Most bios are a laundry list of skills and jobs with no focus or message. Most are boring, a high percentage are downright terrible. They are full of jargon and clichés, and look downright ugly or forbidding in terms of layout and display of the content.
The good news is, a bio can be a powerful way to position and sell yourself and create a powerful personal brand identity. So how do you do it? You begin by adopting a self brand mindset. You begin as a marketer of any product would, by looking at yourself as a brand looking for a buyer or market, a brand that is a solution to a problem.
• The first shift is from bio as job history to resume as an advertisement for the brand, You.
• The second shift you need to make is to a market orientation, don't think of what you want to tell the potential client, but, think of what reaction you want from them, and how best to present your resume to accomplish that response.
• The third shift is to focus your message. Rather than resume as laundry list, develop a single minded positioning for yourself that differentiates you from others and is relevant to your target market. The bio should tell the story of that positioning and link the various aspects of your career in a coherent whole.

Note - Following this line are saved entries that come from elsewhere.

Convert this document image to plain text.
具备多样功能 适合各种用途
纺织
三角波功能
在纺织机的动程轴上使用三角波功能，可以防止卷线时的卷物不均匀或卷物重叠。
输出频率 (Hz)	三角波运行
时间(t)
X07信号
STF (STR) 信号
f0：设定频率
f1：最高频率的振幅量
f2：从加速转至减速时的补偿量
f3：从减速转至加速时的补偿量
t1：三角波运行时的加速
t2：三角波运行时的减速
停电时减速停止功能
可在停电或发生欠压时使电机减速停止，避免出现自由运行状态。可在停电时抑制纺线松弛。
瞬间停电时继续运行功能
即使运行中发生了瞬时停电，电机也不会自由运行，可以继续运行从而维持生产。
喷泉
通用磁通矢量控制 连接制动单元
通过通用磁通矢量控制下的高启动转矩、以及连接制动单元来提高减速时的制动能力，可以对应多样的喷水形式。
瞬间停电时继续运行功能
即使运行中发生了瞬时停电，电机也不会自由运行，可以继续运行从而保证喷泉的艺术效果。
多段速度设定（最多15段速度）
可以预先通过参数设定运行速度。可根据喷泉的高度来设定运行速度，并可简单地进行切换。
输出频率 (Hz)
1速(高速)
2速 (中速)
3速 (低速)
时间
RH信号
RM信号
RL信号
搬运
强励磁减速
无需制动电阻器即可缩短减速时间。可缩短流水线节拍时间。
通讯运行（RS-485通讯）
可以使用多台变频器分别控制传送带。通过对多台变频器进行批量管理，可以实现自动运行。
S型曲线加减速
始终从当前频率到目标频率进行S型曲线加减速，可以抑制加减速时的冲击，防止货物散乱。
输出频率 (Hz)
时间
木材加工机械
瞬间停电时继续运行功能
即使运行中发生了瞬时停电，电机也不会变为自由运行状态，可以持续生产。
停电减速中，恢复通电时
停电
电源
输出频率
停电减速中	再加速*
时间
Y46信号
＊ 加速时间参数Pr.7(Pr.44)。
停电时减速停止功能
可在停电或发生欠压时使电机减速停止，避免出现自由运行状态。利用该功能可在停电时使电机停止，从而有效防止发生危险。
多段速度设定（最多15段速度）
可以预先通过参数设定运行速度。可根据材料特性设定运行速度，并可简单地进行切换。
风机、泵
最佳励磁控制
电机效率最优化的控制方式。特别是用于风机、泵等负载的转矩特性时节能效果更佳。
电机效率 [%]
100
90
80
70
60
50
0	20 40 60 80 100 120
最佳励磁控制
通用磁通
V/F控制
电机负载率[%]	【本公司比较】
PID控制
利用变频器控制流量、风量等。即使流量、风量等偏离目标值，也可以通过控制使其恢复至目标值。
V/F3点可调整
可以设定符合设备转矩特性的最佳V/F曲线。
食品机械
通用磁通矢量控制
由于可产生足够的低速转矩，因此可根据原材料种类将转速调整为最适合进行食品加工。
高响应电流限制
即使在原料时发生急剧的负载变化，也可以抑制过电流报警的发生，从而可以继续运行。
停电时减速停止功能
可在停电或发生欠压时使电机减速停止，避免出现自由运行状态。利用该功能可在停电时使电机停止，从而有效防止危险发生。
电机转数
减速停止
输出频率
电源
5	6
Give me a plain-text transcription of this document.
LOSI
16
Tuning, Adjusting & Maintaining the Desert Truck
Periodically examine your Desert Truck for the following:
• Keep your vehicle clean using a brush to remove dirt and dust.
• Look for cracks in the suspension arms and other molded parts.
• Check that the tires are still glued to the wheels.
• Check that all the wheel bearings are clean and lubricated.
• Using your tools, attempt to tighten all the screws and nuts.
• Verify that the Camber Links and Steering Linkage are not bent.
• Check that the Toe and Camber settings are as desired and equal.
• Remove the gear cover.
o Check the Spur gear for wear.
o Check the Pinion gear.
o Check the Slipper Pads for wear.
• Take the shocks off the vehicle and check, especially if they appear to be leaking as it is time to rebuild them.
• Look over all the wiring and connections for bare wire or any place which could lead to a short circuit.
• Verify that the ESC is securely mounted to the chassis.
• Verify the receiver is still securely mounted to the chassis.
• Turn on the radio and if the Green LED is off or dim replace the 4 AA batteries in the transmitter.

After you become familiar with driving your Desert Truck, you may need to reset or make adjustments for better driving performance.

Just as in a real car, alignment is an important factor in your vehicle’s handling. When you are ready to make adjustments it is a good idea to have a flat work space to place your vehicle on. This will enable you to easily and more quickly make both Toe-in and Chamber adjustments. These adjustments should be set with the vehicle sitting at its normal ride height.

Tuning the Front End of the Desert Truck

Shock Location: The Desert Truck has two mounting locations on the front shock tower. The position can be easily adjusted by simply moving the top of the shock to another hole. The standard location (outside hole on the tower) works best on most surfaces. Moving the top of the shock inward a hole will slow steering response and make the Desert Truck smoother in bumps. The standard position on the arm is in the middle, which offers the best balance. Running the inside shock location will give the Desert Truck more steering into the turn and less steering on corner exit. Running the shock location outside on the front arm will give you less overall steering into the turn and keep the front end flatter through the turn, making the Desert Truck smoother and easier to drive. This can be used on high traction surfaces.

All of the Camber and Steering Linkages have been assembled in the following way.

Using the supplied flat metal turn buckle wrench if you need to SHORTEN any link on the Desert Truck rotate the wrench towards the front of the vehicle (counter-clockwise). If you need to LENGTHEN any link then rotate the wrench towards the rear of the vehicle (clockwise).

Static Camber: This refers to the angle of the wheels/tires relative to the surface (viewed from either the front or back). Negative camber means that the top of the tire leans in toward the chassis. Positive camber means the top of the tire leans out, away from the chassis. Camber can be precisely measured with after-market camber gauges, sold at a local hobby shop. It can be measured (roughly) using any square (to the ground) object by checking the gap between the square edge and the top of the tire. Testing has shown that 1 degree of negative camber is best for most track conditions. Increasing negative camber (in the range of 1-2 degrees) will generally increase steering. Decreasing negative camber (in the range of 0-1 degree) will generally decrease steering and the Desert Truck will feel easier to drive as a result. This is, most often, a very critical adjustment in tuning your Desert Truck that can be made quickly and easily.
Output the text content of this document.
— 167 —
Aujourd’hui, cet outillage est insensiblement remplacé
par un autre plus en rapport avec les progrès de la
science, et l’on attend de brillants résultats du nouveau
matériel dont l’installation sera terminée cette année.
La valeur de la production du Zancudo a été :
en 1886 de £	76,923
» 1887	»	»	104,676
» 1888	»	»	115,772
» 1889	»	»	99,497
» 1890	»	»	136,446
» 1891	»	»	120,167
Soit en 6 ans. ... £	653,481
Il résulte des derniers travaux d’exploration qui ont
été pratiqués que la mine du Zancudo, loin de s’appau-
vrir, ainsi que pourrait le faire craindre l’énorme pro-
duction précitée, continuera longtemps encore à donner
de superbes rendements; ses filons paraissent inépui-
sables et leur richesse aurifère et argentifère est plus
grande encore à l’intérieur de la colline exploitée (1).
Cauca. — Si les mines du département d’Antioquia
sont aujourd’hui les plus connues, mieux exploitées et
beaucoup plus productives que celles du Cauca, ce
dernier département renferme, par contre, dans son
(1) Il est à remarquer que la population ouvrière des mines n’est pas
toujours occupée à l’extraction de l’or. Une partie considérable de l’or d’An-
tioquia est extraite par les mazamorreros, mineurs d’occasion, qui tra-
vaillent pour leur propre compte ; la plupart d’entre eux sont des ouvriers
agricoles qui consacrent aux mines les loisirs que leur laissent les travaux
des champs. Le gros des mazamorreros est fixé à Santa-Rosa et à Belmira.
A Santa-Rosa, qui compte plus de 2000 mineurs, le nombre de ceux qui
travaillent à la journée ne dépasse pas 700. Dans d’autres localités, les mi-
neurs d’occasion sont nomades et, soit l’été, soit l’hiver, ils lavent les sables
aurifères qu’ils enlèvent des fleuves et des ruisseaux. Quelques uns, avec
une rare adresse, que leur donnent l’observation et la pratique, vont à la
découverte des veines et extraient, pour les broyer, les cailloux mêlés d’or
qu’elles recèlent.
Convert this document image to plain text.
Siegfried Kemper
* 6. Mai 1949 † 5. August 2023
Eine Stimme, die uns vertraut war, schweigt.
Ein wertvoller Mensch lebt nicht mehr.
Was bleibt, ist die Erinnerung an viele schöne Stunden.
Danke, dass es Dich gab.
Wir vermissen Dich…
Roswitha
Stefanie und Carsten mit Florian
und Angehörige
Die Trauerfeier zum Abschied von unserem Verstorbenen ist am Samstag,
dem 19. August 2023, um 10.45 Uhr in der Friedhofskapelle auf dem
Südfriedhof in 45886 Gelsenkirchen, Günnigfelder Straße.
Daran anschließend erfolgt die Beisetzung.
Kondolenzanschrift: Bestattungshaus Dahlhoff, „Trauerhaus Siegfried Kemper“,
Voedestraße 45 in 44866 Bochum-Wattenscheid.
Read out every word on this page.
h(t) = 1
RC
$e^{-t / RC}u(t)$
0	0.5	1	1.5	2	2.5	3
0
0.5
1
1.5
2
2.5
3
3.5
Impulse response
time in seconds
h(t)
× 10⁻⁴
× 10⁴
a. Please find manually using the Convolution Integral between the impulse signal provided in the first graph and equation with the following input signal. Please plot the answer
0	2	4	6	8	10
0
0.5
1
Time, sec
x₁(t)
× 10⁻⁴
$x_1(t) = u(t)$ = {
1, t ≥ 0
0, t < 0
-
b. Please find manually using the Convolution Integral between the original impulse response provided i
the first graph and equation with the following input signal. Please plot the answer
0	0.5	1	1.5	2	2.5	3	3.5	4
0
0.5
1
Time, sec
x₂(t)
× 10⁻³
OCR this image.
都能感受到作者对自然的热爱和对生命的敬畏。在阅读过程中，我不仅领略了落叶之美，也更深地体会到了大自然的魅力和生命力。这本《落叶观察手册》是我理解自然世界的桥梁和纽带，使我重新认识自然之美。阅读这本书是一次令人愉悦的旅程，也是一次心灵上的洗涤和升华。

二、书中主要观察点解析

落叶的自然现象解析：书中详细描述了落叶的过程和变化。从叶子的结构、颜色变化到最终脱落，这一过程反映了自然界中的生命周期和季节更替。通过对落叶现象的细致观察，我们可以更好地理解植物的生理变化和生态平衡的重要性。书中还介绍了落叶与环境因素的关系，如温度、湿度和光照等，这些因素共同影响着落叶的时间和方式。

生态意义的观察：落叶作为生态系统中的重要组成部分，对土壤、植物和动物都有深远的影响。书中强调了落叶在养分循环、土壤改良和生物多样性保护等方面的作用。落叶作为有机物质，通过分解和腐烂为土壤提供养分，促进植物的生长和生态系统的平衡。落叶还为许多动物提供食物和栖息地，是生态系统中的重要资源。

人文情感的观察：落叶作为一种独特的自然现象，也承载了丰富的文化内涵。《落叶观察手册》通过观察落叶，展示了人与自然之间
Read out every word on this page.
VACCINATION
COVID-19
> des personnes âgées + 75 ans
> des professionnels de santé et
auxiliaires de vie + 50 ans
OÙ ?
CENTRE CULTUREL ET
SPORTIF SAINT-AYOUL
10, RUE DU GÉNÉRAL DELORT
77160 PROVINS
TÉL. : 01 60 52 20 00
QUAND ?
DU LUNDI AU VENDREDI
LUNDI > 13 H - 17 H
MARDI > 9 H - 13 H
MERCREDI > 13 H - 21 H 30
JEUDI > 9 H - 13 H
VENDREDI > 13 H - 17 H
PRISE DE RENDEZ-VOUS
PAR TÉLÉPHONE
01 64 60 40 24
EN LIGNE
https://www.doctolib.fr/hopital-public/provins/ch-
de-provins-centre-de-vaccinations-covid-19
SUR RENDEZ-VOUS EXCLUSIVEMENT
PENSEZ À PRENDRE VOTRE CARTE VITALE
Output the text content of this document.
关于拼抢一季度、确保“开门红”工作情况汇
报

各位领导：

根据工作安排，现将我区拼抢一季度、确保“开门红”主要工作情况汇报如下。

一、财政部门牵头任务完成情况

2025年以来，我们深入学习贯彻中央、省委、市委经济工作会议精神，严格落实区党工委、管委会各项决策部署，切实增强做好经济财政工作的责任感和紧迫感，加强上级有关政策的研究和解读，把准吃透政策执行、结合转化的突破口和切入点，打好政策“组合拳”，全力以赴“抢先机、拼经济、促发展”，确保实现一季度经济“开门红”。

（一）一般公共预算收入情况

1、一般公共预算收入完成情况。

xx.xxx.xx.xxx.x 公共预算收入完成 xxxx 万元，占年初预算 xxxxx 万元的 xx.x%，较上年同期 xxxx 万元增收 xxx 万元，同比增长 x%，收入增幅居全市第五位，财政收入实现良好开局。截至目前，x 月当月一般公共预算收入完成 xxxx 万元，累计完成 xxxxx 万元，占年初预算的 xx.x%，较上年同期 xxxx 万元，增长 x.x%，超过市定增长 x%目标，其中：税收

• The final shift is to be memorable visually and verbally. The layout should look inviting and the copy should capture the reader's attention and compel them to read more.
Here are three bio enhancers that can make a big difference:
1. Tell a story about the brand You.
A narrative resume should tell a story, your personal brand story. So like any narrative, there should be a focused theme to the narrative bio, and links between the various things that you have done. (Visit the resources section of my website selfbrand .com for examples of narrative bios.)
2. President of a company you've worked for you could ask to provide.
You may not know any real celebrities (I don't either). But you no doubt know another type of celebrity, such as the CEO or President of a company you've worked for who you could ask to provide a third part endorsement. Get a quote you can use in your narrative bio. (You may need to help out by sending a couple of draft ideas based on the work you did for the company.
3. Use action words and anecdotes to tell a "story" about your accomplishments and your company.
Write your bio as if you were talking to a close friend or business colleague. Use simple English (Saxon not fancy Latinate) words and expression. Convey a sense of your personality in the bio so that people can get a sense of who you are and respond to that. Using emotion in marketing messages is a form of emotional branding, getting people interested in you because they feel something about you.
4. Always have a :30 second Elevator Speech: the oral version of your narrative bio.
The elevator speech is a must that most people overlook, hence they stumble through explaining who they are and why that is important. The :30 second elevator speech should be colloquial and conversational, but like the narrative bio, it should be both powerful, focused on what's most important, and be tied together in a thematic story. In essence, it should convey the key highlights of what you have done, how you did it, and imply, there's more that you can do for them.